Thursday 20 March 2008

Page 7.
We all traipsed into the foyer, out of which I was ushered whilst the rest of the family went shopping and I was glad that I wasn't with them because Cities terrified me, they still do. All those people charging around like panicked beasts, all that noise, that dirt. I am strictly a small town boy and want to stay that way.
Inside the centre I was weighed, slightly over weight, the story of my life, I had to fill my lungs with air and exhale several times, look at coloured lights until they disappeared, have my hearing tested, my teeth (lots of tut-tutting about them), and do all kinds of other tests which seemed to take hours. Then it was over and I was returned to the foyer, where I found my family nervously sitting on a bench. Mam didn't seem to be very pleased about the fact that I was in glowing health.
That would be at the very end of July, or the beginning of August, because we had broken up from school and I said my goodbyes to everyone who mattered, which was no-one really, because my best friend, Selwyn, was coming with me and I was never very popular with the girls in my class.
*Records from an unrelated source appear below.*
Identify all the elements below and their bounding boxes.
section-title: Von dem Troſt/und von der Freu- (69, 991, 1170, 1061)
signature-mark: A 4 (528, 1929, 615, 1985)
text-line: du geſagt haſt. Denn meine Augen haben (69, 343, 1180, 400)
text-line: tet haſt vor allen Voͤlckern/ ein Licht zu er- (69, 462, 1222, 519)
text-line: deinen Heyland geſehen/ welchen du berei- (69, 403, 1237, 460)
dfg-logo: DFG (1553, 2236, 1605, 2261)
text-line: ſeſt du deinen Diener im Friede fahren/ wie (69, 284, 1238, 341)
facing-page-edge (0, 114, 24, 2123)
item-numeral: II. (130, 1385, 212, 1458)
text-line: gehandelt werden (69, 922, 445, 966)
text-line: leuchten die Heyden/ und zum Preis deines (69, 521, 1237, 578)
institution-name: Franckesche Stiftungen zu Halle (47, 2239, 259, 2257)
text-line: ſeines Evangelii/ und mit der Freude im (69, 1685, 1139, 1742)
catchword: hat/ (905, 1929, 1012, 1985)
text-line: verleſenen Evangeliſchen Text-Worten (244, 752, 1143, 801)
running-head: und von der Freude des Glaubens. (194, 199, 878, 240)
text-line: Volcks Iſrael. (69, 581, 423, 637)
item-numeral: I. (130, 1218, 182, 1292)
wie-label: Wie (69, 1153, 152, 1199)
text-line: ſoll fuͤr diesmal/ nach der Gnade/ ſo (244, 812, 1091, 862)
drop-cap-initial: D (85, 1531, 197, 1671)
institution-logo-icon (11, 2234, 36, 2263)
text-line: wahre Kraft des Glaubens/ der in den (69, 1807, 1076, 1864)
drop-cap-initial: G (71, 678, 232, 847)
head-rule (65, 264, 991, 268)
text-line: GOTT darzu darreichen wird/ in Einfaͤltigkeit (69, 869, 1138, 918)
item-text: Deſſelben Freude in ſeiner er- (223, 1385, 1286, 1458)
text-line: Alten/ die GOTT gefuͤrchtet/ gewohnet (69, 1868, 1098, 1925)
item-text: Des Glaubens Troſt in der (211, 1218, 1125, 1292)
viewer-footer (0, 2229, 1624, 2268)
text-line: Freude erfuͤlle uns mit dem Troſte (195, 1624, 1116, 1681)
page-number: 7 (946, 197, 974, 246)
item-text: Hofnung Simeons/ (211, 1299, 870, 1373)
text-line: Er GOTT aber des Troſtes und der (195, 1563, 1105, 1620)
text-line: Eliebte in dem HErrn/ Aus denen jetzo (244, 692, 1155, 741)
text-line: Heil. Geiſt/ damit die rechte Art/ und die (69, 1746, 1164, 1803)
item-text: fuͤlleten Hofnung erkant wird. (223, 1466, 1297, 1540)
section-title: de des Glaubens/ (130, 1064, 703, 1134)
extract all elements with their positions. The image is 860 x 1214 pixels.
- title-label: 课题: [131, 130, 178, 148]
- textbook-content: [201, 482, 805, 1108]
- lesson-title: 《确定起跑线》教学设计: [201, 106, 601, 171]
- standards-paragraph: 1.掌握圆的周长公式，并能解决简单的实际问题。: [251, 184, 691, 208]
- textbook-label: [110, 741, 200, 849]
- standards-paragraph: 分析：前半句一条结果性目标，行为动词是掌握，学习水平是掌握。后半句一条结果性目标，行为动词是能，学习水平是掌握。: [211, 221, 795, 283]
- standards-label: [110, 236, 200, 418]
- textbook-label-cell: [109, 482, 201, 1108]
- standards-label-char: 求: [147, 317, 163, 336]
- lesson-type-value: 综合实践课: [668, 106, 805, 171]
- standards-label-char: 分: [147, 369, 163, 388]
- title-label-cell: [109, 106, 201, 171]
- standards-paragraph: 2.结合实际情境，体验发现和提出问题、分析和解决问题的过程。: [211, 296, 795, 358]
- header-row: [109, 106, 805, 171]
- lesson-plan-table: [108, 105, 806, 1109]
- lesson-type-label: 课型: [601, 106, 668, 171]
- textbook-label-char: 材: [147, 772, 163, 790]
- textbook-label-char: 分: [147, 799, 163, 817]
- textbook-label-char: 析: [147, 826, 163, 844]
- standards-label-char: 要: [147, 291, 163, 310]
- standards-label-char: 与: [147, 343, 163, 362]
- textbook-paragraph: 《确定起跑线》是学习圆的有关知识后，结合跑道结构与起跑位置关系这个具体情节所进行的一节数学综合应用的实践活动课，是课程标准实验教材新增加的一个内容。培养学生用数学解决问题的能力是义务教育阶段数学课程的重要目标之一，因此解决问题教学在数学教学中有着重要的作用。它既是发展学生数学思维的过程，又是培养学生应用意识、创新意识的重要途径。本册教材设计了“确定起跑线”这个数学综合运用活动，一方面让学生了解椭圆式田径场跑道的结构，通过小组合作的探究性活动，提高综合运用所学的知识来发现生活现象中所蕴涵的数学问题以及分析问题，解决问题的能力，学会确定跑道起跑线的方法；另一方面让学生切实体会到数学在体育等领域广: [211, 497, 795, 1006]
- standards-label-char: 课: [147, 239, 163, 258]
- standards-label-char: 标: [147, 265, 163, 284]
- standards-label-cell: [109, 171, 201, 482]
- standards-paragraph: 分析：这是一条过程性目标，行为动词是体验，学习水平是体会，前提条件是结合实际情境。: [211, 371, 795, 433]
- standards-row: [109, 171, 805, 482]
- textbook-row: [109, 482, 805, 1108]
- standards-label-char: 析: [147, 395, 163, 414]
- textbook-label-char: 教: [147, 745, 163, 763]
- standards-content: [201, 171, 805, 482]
About ten days later I received another letter. Joining papers, in fact. Telling me I was to report to the Liverpool Recruitment Centre on the 31st August for transportation to H.M.S. Ganges on 1st September. The 31st was the day after Mam's forty-first birthday. It was not good timing. Not that I gave the date a second thought. I was so thrilled to be asked to join, it was the first ambition I had every had that I had accomplished (I never expected to pass the scholarship, so that was a surprise, and I only took up swimming because Auntie Ada said I needed to do something other than sit in the house and read and draw all day, no-one was expecting anything to come from that). I was going to be a sailor. A member of the Royal Navy. Mission accomplished.
I hadn't seen Selwyn since we'd broken up from school, and I didn't have his address to write. He was, after all, only my school best mate. At home I had cousin Glyn and Gatehouse brothers who I knocked around with all the time. And the members of the Swimming Club, of course. But I expected to see Selwyn on the 31st at Liverpool. Our adventure was about to begin.